You don’t normally think of children’s literature as taking sides in the struggle between capitalism and communism. But Rev. W. Awdry, (known as the “Puff-Puff Pastor” [I kid you not]) the English country vicar who created the Thomas the Tank Engine series for his children many decades ago apparently did.
If you have young children as I do, then chances are yours have fallen for Thomas and his railway mates as mine have.
We’ve tried to keep the Thomas mania within limits but we still manage to have the Thomas the Tank Engine: the Complete Collection, a few other smaller Thomas books, two Thomas videos and numerous Thomas train cars. Luckily, my son has discovered far better children’s entertainment like Peter Pan, Mary Poppins and the Wizard of Oz. But there was a time a year ago or so when Thomas was on the telly just about every day.
I found the videos narrated by George Carlin to be pretty insufferable (how miscast can he be attempting to sound like antique English railway engines?). The stories in the Thomas books were also odd. Awdry seems to have built up an imaginary class system even within a group of imaginary railroad engines and carriages replete with petty bickering and jealousy, competition for status and position, and just plain nasty behavior. I find all of this pretty suspect as wholesome children’s entertainment. But who am I to be the arbiter of what children like? What do I know? I hate the Wiggles too but it hasn’t seemed to hurt their careers much.
All this is leading up to perhaps the strangest Thomas story of all: Bulgy the Bolshevik (copyright Reed Internation Books Ltd. 1996). Bulgy (sounds like “Bolshy”) is a “huge red [get it?] bus” whom none of the other trains seem to have ever seen before. Bulgy’s first words to Duck are:
“Pah! Enjoyment’s all you engines live for. taking the petrol from the tanks of us workers. Come the Revolution, railways’ll be ripped up. Cars ‘nd coaches’ll trample their remains.
“Free the roads, he growled. “Free the road from Railway Tyranny!”
Who’d have thought that Thomas and his friends would unmask the Bolshevik conspiracy to take over English mass transit??!
Bulgy promptly plots to steal the railway’s passengers for his own nefarious purposes (“Look at Bulgy! He’s a mean Scarlet Deceiver!”). By displaying a false Railway Bus destination sign, he inveigles passengers to hop aboard. Then he promises to take them on a short cut to get to their destination before the trains. But he only manages to get himself wedged under a bridge from which he cannot extricate himself. The passengers come to understand Bulgy’s deception: “He tricked us, they complained. “He said he was a railway bus, but wouldn’t accept our return tickets. He wanted us to think railways are no good.”

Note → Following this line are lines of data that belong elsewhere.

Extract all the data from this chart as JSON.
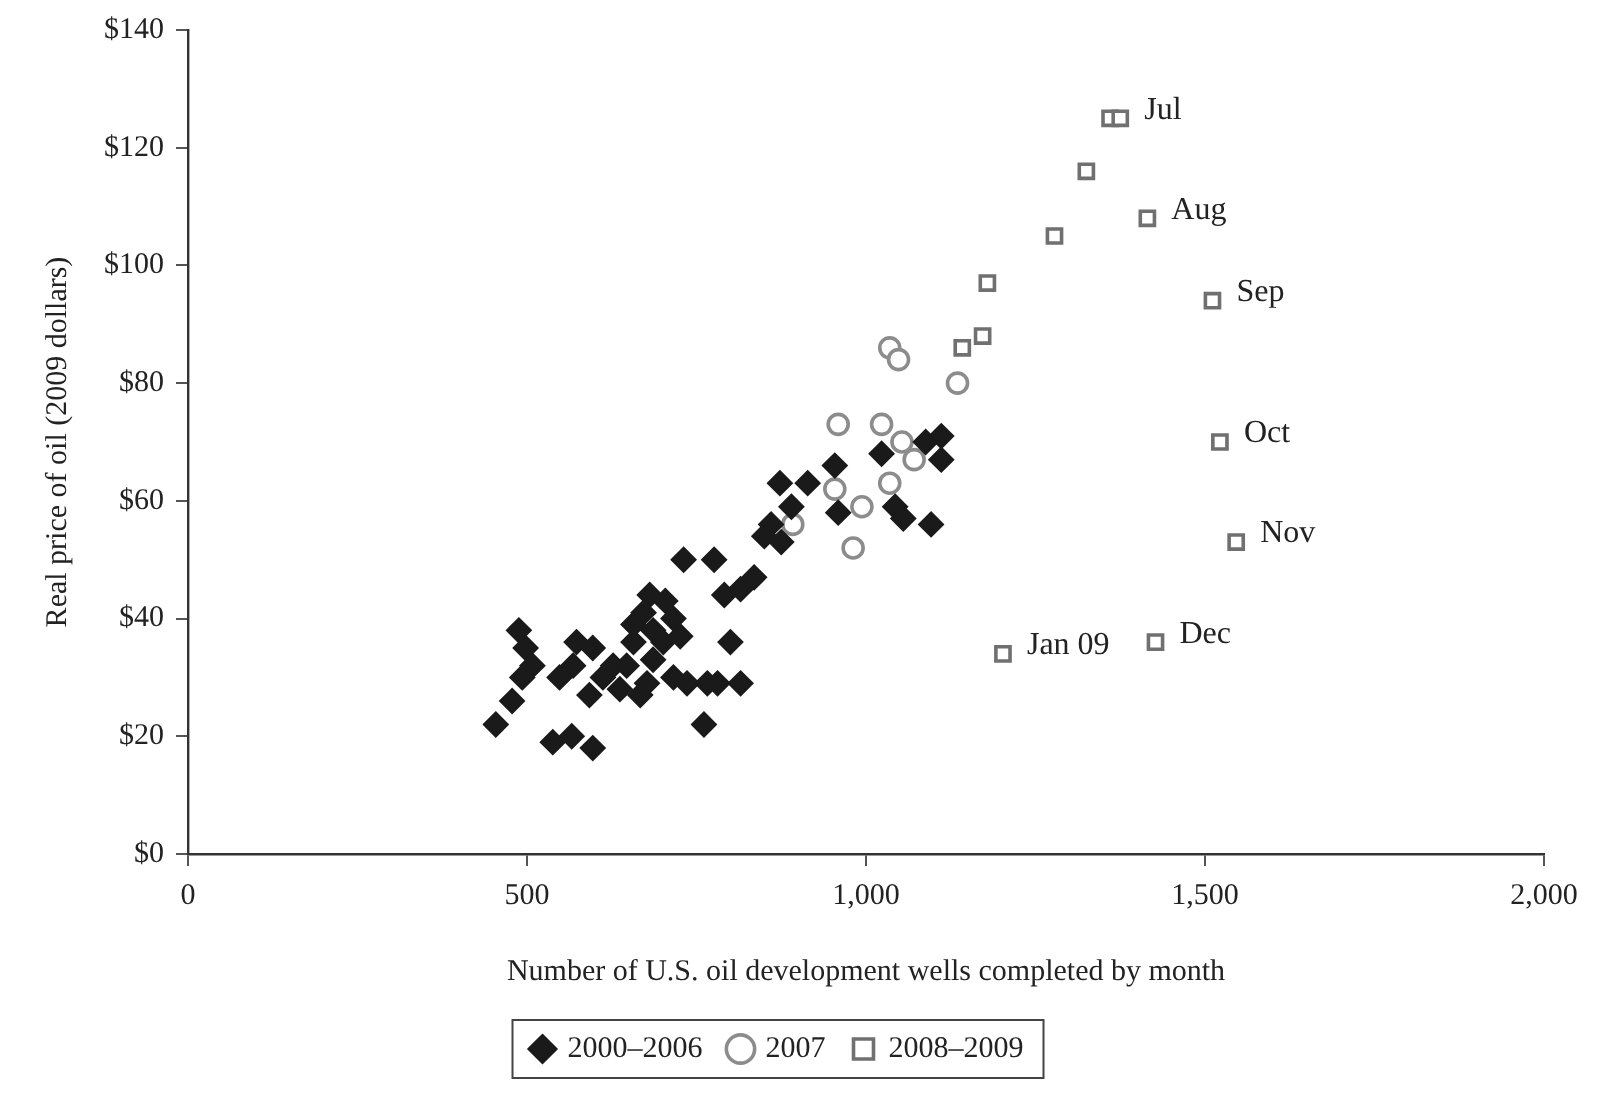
{
  "chart_data": {
    "type": "scatter",
    "xlabel": "Number of U.S. oil development wells completed by month",
    "ylabel": "Real price of oil (2009 dollars)",
    "xlim": [
      0,
      2000
    ],
    "xticks": [
      {
        "value": 0,
        "label": "0"
      },
      {
        "value": 500,
        "label": "500"
      },
      {
        "value": 1000,
        "label": "1,000"
      },
      {
        "value": 1500,
        "label": "1,500"
      },
      {
        "value": 2000,
        "label": "2,000"
      }
    ],
    "ylim": [
      0,
      140
    ],
    "yticks": [
      {
        "value": 0,
        "label": "$0"
      },
      {
        "value": 20,
        "label": "$20"
      },
      {
        "value": 40,
        "label": "$40"
      },
      {
        "value": 60,
        "label": "$60"
      },
      {
        "value": 80,
        "label": "$80"
      },
      {
        "value": 100,
        "label": "$100"
      },
      {
        "value": 120,
        "label": "$120"
      },
      {
        "value": 140,
        "label": "$140"
      }
    ],
    "grid": false,
    "legend": "bottom",
    "series": [
      {
        "name": "2000–2006",
        "color": "#1a1a1a",
        "marker": "diamond",
        "x": [
          1111,
          1088,
          1023,
          1111,
          954,
          914,
          873,
          959,
          890,
          1043,
          1055,
          1096,
          860,
          850,
          875,
          731,
          776,
          835,
          815,
          791,
          681,
          704,
          672,
          716,
          686,
          726,
          800,
          657,
          488,
          498,
          573,
          597,
          508,
          568,
          627,
          686,
          493,
          548,
          612,
          647,
          677,
          716,
          736,
          766,
          781,
          815,
          592,
          637,
          667,
          478,
          454,
          538,
          566,
          597,
          761,
          657,
          701,
          647
        ],
        "values": [
          71,
          70,
          68,
          67,
          66,
          63,
          63,
          58,
          59,
          59,
          57,
          56,
          56,
          54,
          53,
          50,
          50,
          47,
          45,
          44,
          44,
          43,
          41,
          40,
          38,
          37,
          36,
          36,
          38,
          35,
          36,
          35,
          32,
          32,
          32,
          33,
          30,
          30,
          30,
          null,
          29,
          30,
          29,
          29,
          29,
          29,
          27,
          28,
          27,
          26,
          22,
          19,
          20,
          18,
          22,
          39,
          36,
          32
        ]
      },
      {
        "name": "2007",
        "color": "#8c8c8c",
        "marker": "circle",
        "x": [
          1035,
          1048,
          1135,
          1023,
          959,
          1053,
          1071,
          1035,
          954,
          994,
          892,
          981
        ],
        "values": [
          86,
          84,
          80,
          73,
          73,
          70,
          67,
          63,
          62,
          59,
          56,
          52
        ]
      },
      {
        "name": "2008–2009",
        "color": "#707070",
        "marker": "square",
        "x": [
          1360,
          1375,
          1325,
          1415,
          1278,
          1179,
          1172,
          1142,
          1511,
          1522,
          1546,
          1427,
          1202
        ],
        "values": [
          125,
          125,
          116,
          108,
          105,
          97,
          88,
          86,
          94,
          70,
          53,
          36,
          34
        ]
      }
    ],
    "annotations": [
      {
        "text": "Jul",
        "x": 1375,
        "y": 125
      },
      {
        "text": "Aug",
        "x": 1415,
        "y": 108
      },
      {
        "text": "Sep",
        "x": 1511,
        "y": 94
      },
      {
        "text": "Oct",
        "x": 1522,
        "y": 70
      },
      {
        "text": "Nov",
        "x": 1546,
        "y": 53
      },
      {
        "text": "Dec",
        "x": 1427,
        "y": 36
      },
      {
        "text": "Jan 09",
        "x": 1202,
        "y": 34
      }
    ]
  }
}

Bulgy’s crime in the eyes of the railway cars: telling “whoppers.”
But he never learnt sense. He told “whoppers” till no one could believe his destination boards and no passengers would travel in him.
He is a henhouse now in a field beside the railway. If he still tells “whoppers” they can do no harm. The hens never listen to them anyway!
Imagine if Ronald Reagan had only known that Thomas and his friends had prophesied the irrelevance and fall of modern Communism (“he’s a hen house now in a field beside the railway”) in a children’s story so many decades before he did!
See Gender, Race and Class in the Writings of the Rev W Awdry for a rather odd and totally off-base defense of Awdry’s social attitudes.